Through the use of scale development and construct testing, metrics can be created that can be used to judge against baseline or normative data and subsequently used in the evaluation of pharmaceutical sales forces.

Two types of metrics can be developed:
  • Single Construct – typically, similar items are combined to make a single compound variable (e.g., psychological scales, multiple measures of depression; some loyalty metrics are typically single construct: likelihood to recommend, likelihood to prescribe, continued use, etc.).
  • Multiple Construct –items from different factors compound into a single metric. (e.g., overall college SAT score combines reading, math, problem solving, etc. Customer loyalty composite metrics typically consist of multiple constructs: product performance, price sensitivity, customer service reaction.)
A tradeoff exists between a single construct and a multiple construct in the ease of understanding. A one question construct is easier for individual sales reps to understand. The more complex the measurement used, the more difficult the understanding. On the other hand, a multiple construct is more likely to have a higher level of correlation with the financial metrics when compared to a single construct.

Measuring at the correct level

A second limitation of using customer feedback is the inability to measure performance at the rep level. This has been a consistent request across various clients: the need to judge performance at the most granular level possible. However, in almost all cases, this desire is impractical because of the inherent sample size limitations. A single sales rep does not typically call on enough unique physicians to make a random sample practical.
    For example, to achieve a sample size of 30 (minimum statistical standard), a sales rep would need to actively call on a target list of 900 customers/respondents (based on 1/30 recruiting ratio).
So what is practical? Rather than focus on the individual sales rep, companies that measure customer feedback do so at team level (region, district, etc.) where a meaningful measure can be taken. This allows for a more robust sample and supports a shared focus within a smaller unit. Some organizations will even measure only at the national level; however, analyzing the data at a lower level allows for an organization to learn from itself and apply successful strategies found in the more successful geographies.

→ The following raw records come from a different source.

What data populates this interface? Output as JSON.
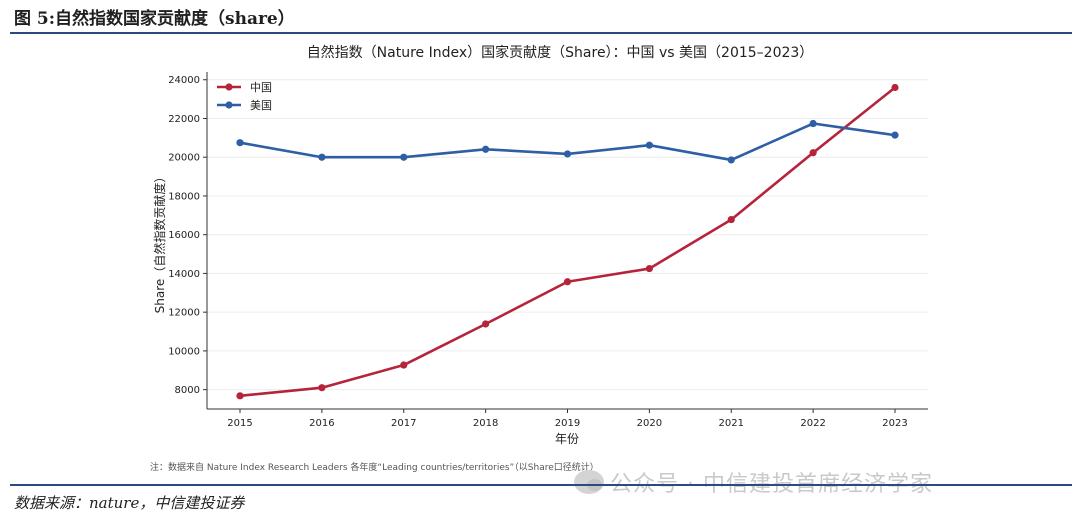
{
  "figure": {
    "header": "图 5:自然指数国家贡献度（share）",
    "source": "数据来源：nature，中信建投证券",
    "note": "注：数据来自 Nature Index Research Leaders 各年度“Leading countries/territories”（以Share口径统计）",
    "watermark": "公众号 · 中信建投首席经济学家"
  },
  "chart_data": {
    "type": "line",
    "title": "自然指数（Nature Index）国家贡献度（Share）：中国 vs 美国（2015–2023）",
    "xlabel": "年份",
    "ylabel": "Share（自然指数贡献度）",
    "x": [
      "2015",
      "2016",
      "2017",
      "2018",
      "2019",
      "2020",
      "2021",
      "2022",
      "2023"
    ],
    "ylim": [
      7000,
      24400
    ],
    "yticks": [
      "8000",
      "10000",
      "12000",
      "14000",
      "16000",
      "18000",
      "20000",
      "22000",
      "24000"
    ],
    "grid": true,
    "legend_position": "top-left",
    "series": [
      {
        "name": "中国",
        "color": "#b5243a",
        "values": [
          7680,
          8100,
          9270,
          11390,
          13570,
          14250,
          16780,
          20230,
          23600
        ]
      },
      {
        "name": "美国",
        "color": "#2e5fa5",
        "values": [
          20750,
          20000,
          20000,
          20410,
          20170,
          20620,
          19860,
          21740,
          21140
        ]
      }
    ]
  }
}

Considering the costs of measurement

Even if a large enough sample size were obtainable, the costs related to the fielding would be extreme and may present an insurmountable burden within an organization. One technique to lessen this burden would be to create two separate survey versions. A shorter survey version could be used to only track the chosen metric(s). By creating this shorter version, costs could be contained while still achieving the necessary number of respondents within a given geography.


Understanding the specific situation

Even if the correct metric is being measured and the correct analytic unit (region, district, etc.) is being used, there is still a need to understand the specific situation. That is, it would not be ideal to determine variable compensation from a one-time survey measurement.

While it makes sense to compare across geographies for any learning that can be shared within the organization, different geographies are likely to give scores within the context of their market. Much like the gold standard variable compensation metrics, survey responses can vary on market factors beyond the immediate control of the organization or the sales rep: product, managed care, etc.

For fairness, a variable compensation plan is better based on the change displayed within any of the geographies over time. This is also easily understood: A sales rep would receive variable compensation if his or her specific customer feedback score increases from the previous score.

Increasingly, pharmaceutical companies have worked on ways to increase customer loyalty in their specific market. Incorporating a customer loyalty metric into a variable compensation plan is an effective way to show organizational commitment and drive desired sales rep behaviors. To ensure that this effort is successful, care must be taken at the beginning of the process to ensure that the correct metric has been selected, the correct group is being measured, and that the measure is repeated over time.